Réunion du 17 novembre 2009 à 21h30
Réduction du risque de récidive criminelle — Discussion générale

Photo issue du site de l'Assemblée nationale ou de WikipediaMarietta Karamanli :

Madame la présidente, madame la garde des sceaux, monsieur le rapporteur, mes chers collègues, je concentrerai mon intervention sur quatre points.

Premier point : ce projet de loi, né de l'imprécision et de l'absence de bon sens du précédent texte, est revenu à la vie législative après un fait divers des plus tragiques. Souvenons-nous : le projet de loi sur la rétention de sûreté avait fait l'objet d'âpres débats dans cet hémicycle. Les députés socialistes avaient alors souligné que, pour être efficace, tout dispositif de prévention de la récidive appliqué aux auteurs de crimes mêlant violence et agression sexuelle devait prévoir que les mesures de suivi socio-judiciaire et de soins soient effectivement appliquées et que, par conséquent, ceux qui sont médicalement considérés comme malades et potentiellement dangereux soient effectivement soignés.

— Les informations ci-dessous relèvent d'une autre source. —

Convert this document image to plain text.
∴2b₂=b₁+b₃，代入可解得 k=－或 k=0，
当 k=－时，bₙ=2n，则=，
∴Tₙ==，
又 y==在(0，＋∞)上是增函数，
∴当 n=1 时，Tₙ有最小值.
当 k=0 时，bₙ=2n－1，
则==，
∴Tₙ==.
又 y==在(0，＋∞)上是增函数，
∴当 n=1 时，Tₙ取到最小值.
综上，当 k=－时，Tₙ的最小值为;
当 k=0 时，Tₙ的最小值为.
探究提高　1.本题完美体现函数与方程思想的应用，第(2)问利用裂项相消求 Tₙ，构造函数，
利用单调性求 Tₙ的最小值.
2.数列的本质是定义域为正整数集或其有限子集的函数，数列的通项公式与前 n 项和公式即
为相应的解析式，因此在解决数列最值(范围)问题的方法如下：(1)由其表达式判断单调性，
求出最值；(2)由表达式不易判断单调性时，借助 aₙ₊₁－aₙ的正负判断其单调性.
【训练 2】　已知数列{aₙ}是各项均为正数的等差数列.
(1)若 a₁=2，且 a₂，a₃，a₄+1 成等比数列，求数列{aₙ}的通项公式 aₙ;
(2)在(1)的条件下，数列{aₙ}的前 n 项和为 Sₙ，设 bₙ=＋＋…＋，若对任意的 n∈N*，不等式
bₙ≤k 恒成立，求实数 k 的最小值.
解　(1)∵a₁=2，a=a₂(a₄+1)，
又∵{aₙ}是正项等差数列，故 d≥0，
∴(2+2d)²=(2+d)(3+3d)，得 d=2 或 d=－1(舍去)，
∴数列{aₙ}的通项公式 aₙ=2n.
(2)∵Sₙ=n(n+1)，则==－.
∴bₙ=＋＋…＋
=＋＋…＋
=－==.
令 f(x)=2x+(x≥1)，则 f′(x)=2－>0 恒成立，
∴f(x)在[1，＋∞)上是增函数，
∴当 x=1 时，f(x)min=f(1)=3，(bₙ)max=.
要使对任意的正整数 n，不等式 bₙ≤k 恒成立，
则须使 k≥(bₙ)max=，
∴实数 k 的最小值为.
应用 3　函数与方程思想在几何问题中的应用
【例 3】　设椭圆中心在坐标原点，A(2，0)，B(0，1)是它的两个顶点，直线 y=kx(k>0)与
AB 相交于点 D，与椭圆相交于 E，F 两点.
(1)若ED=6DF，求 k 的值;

Nous avions indiqué qu'il convenait, dès lors, d'élaborer, dès le début de la peine, un programme de soins et d'encadrement social personnalisé et, une fois la première expertise réalisée, d'orienter le sujet vers l'établissement ou le dispositif le plus approprié, en prévoyant une évaluation régulière. Une telle démarche présentait l'avantage d'intervenir en amont et tout au long de la peine, plutôt qu'à la fin de celle-ci.

Dans son rapport, le premier président de la Cour de cassation s'interroge sur l'ostracisme : « Même si, depuis la plus haute antiquité, la société se protège de cette manière en excluant ceux qu'elle juge dangereux », écrit-il, « l'ostracisme n'est jamais une solution parfaite parce qu'il est quasiment impossible d'en fixer la durée optimale, tant pour la société qui le décide que pour celui qui en fait l'objet. »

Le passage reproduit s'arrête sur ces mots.